For Noel Tucker and her family, 2008 might have been the best and worst year.
Her oldest son, a rising kindergartner, suffered a massive seizure. The family was waiting to find out if he had a brain tumor and Tucker was headed to meet his kindergarten teacher when Tucker's husband called her home one afternoon. Their daughter, then 4, was unconscious. She had suffered a brain aneurysm.
Mary Jordan was shipped to WakeMed where the Tuckers were told their daughter likely would not survive. A minister visited for comfort. She was quickly sent to Duke Children's for further treatment.

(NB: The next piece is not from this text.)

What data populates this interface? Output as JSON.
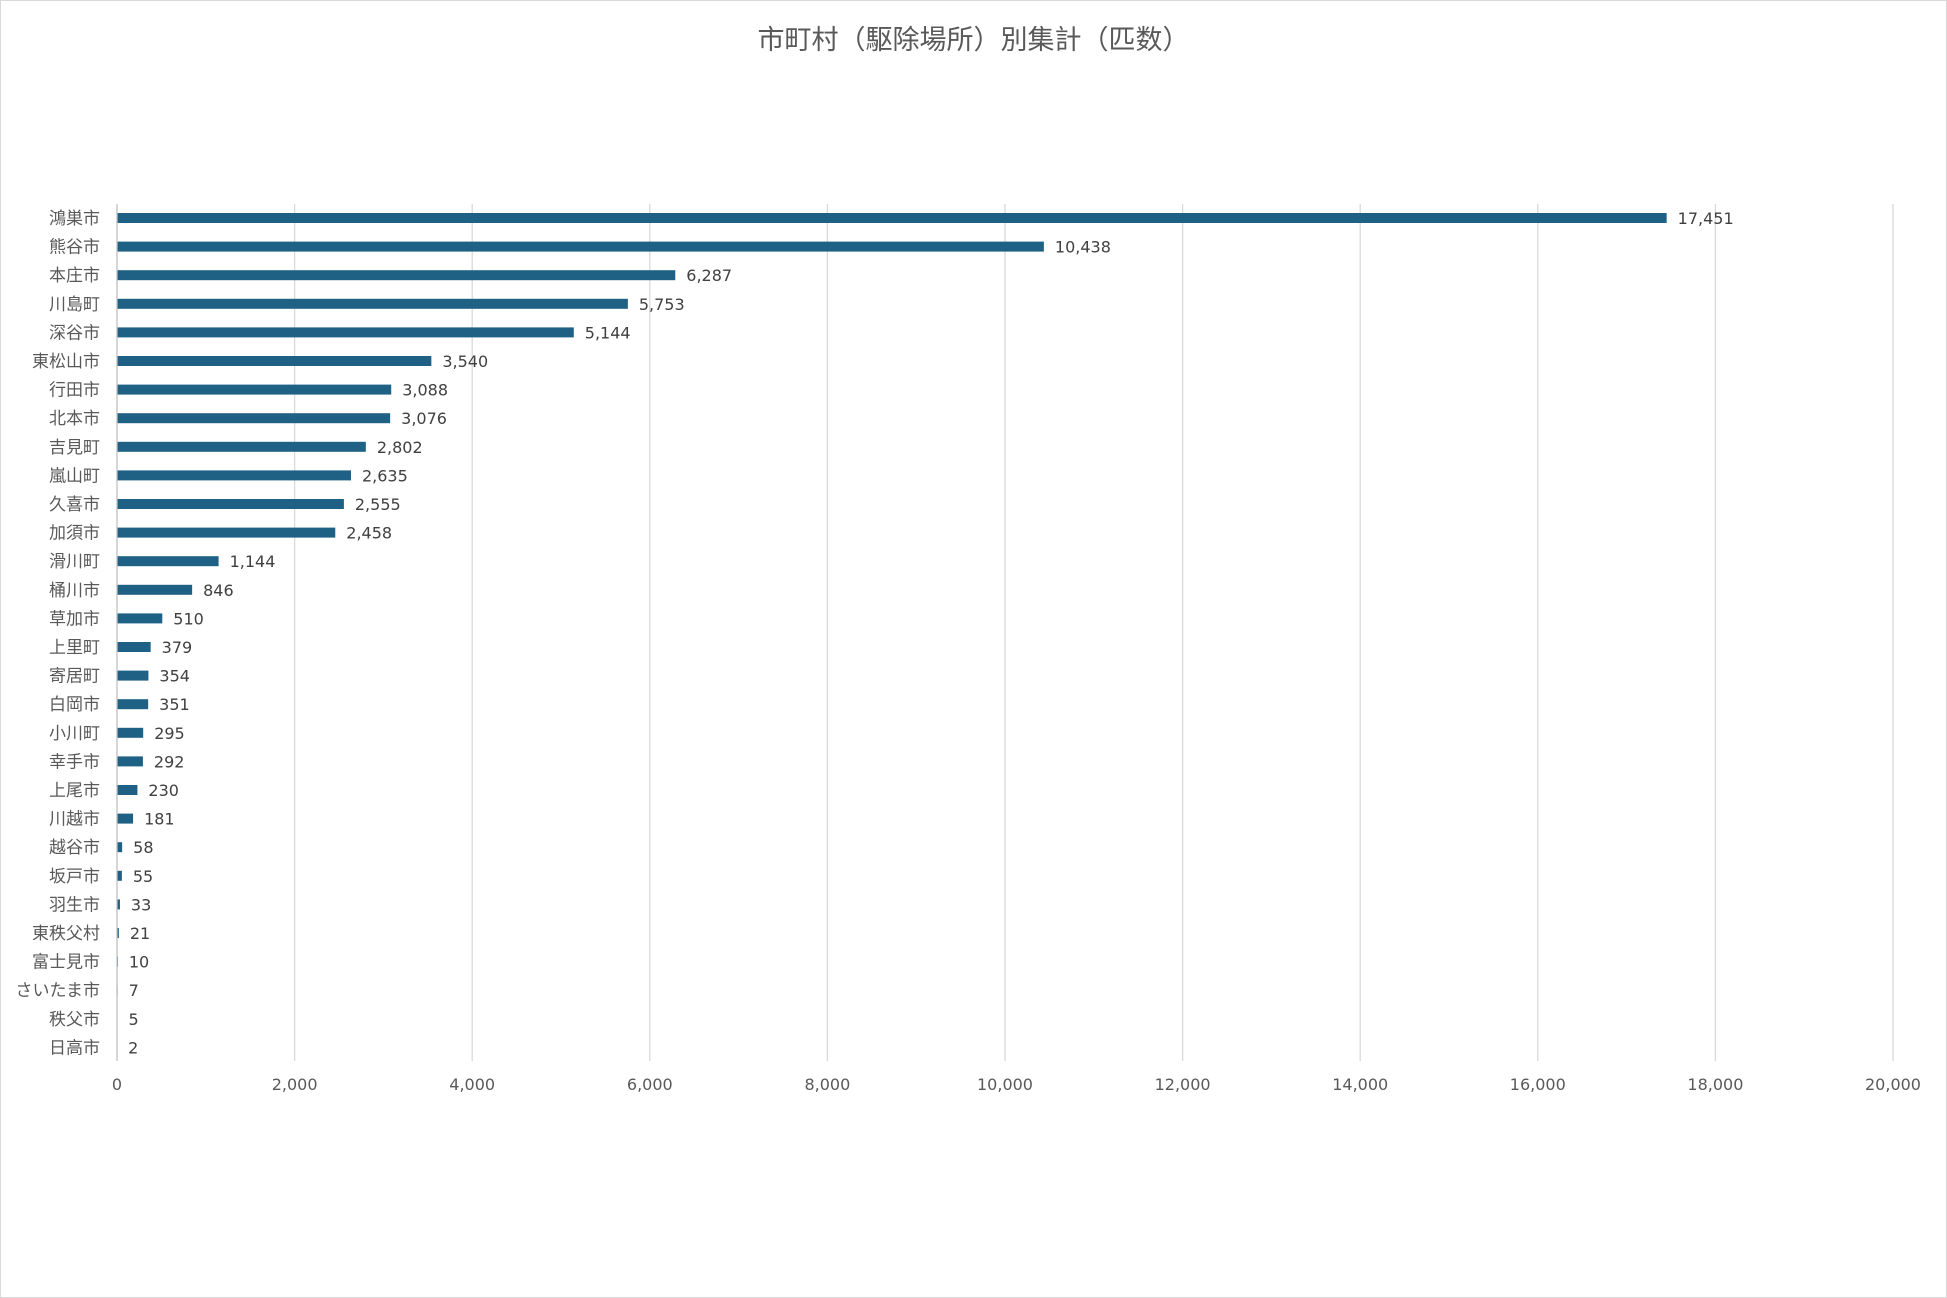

That's when Noel Tucker began experiencing the simple acts of kindness that would eventually spark the creation of The Comfort Project, a program that provides stuffed animals, books and other items to sick kids at local hospitals.
Mary Jordan's hospital bed was filled with stuffed animals. Friends and family supported the Tuckers as they watched for signs of Mary Jordan's recovery. A cooler filled with chocolates showed up with only a note asking Tucker to give them to all the people who were helping her daughter. Noel Tucker, who also has a third son, blogged about her experience.
"I saw families that had it much worse, their economic situations, kids with no parents, kids with no stuffed animals," she said.
As her daughter recuperated, Tucker decided she needed something fun to look forward to. She wanted a party, a celebration of life. Set for October, she planned for the event to celebrate whatever life looked like at that moment in time for the family.
And, in October, miraculously, that was a healthy Mary Jordan. (Further tests had already found that her oldest son was healthy and did not have a tumor.)
"She pretty much got the miracle stamp," Noel Tucker said. "She's really fine."
As part of that celebration of life, now an annual event, Tucker asked party goers to bring stuffed animals. That day, 300 were collected. The Comfort Project was born.
In the past three years, the program has collected 28,000 new or gently used stuffed animals. Many go to sick children at local hospitals. Tucker also collects books, pajamas, high quality bubbles, kid-friendly DVDs, magic markers, new board games, coloring books, crayons, and more.
The group also puts together care packages for children and their parents, a great service project for scouts, Y-Guides, classes and other youth groups. Care packages for kids might include a card or drawing, along with crayons, colored pencils and a coloring book. Care packages for parents could include a small notepad and pen, tissues, hand sanitizer, pack of gum and granola bar.
Tucker also has begun sharing her motivational story with adult and children's groups who have collected for The Comfort Project or are starting a group project.
"It really is a pay it forward," she said. "I think it's teaching the children in our community that there is more than just them. That simple act of kindness can really change the world."
The Comfort Project has collected up to 500 stuffed animals and 200 books a month, but it could always use more. Tucker said the group particularly needs children's books in Spanish.
Stuffed animal and book drop offs are accepted from 8 a.m. to 5 p.m., weekdays, at Tucker's employer, Milner, Inc., 3200 Gateway Center Blvd. Suite 140 in Morrisville.
To learn more about what kinds of stuffed animals, books and other things are accepted and how you can help, check The Comfort Project's website and Facebook page. Watch the video to hear more from Tucker.
And here's one easy way to support the project. Donate two of the following new items - pajamas, DVDs, board games, stuffed animals or books - and shop early from 7:30 p.m. to 9 p.m., March 8, at Upscale Resale consignment sale, Waverly Place, 302 Colonades Way, Suite 201, in Cary. The items must be new. Early shopping before the general public (usually offered to consignors and volunteers) is always a great way to get the best stuff.